Les combinaisons sont infinies, à chacun de trouver la formule qui lui convient pour se libérer partiellement d'un emploi qui ne permet pas de se réaliser entièrement. Enfin par la réduction du temps de travail à la semaine de 4 jours ou à un mi-temps, par l'organisation d'années sabbatiques, le nombre d'emplois ainsi libérés dépasseraient rapidement le nombre de demandeurs d'emplois, faisant fondre cette armée de réserve qui pèsent aussi sur l'évolution des salaires et qui met en danger de nombreuses vies. ( Selon l'INSERM le chômage tue en France plus de 10 000 personnes par an- lien - )

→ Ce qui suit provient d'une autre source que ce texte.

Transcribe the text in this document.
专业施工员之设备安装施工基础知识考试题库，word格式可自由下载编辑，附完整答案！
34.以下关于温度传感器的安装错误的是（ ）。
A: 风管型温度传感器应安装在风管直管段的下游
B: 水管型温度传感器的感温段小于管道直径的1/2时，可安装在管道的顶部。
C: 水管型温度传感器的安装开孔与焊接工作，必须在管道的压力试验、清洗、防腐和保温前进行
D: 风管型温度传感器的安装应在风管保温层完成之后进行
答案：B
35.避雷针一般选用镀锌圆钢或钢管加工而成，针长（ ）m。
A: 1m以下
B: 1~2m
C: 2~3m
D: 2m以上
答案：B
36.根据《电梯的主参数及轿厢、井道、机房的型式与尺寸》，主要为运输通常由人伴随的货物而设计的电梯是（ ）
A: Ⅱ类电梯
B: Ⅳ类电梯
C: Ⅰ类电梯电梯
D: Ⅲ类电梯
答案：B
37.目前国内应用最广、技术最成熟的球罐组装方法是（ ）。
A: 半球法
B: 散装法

Si le revenu de base ne se substitue en rien à l'assurance chômage qui assure les salariés face à la conjoncture et aux suppression de postes dans l'entreprise, il ne fait aucun doute que le coût de cette assurance, le coût des politiques gouvernementales de l'emploi, le coût social et humain à la fois du chômage et du travail subi s'en trouveront considérablement réduits.
ENFIN AVEC LE REVENU DE BASE: UNE RETRAITE ASSUREE.
Par la cotisation de tous à partir de 18 ans sur l'ensemble des revenus, y compris le revenu de base , il sera possible compte tenu de la structure de la population d'assurer inconditionnellement une pension de retraite minimale de 884 euros ( 600 €+284€), à laquelle s'ajoutera une retraite financée à la fois par une cotisation patronale sur les salaires( 15% SB) et par une cotisation individuelle ( 15 % de l'ensemble des revenus ). Ainsi c'est encore plus de 600 000 personnes âgées qui sortiraient de la pauvreté et, avec un régime par répartition, l'élargissement de l'assiette des cotisations, le plein emploi retrouvé, les revenus des retraités seront assurés et feront taire les chantres de la désespérance qui ne servent que les intérêts des systèmes de retraites par capitalisation.
VERS LA "DEPROLETARISATION" DE L'ETRE HUMAIN
En modulant le montant du revenu de base tout au long de la vie, tout en respectant le montant alloué inconditionnellement à chaque personne, nous avons montré combien cette allocation d'existence non seulement se substituerait plus efficacement à toutes les aides actuellement pour sortir les êtres humains de la misère, mais elle permettrait aussi de soustraire partiellement l'individu d'un emploi prolétarisé. Avec ce formidable capital humain ainsi libéré, elle ouvre aussi la porte à une "économie contributive territorialisée"(Bernard Stiegler ) où chacun retrouvera le plaisir de faire les choses et où chacun pourra récolter le fruit de sa contribution sous la forme d'un "revenu contributif" qui peu à peu pourrait prendre une part importante dans les revenus d'activités. Ainsi ce revenu d'existence même modeste est bien l'ADN qui contient le programme d'une véritable métamorphose d'une société gouvernée et corsetée à tous les niveaux par les machines, les procédures et les algorithmes, au seul service d'une minorité prédatrice, vers une société auto émancipatrice où chacun trouvera à nouveau le goût de faire des choses biens et de vivre dignement des fruits de son travail.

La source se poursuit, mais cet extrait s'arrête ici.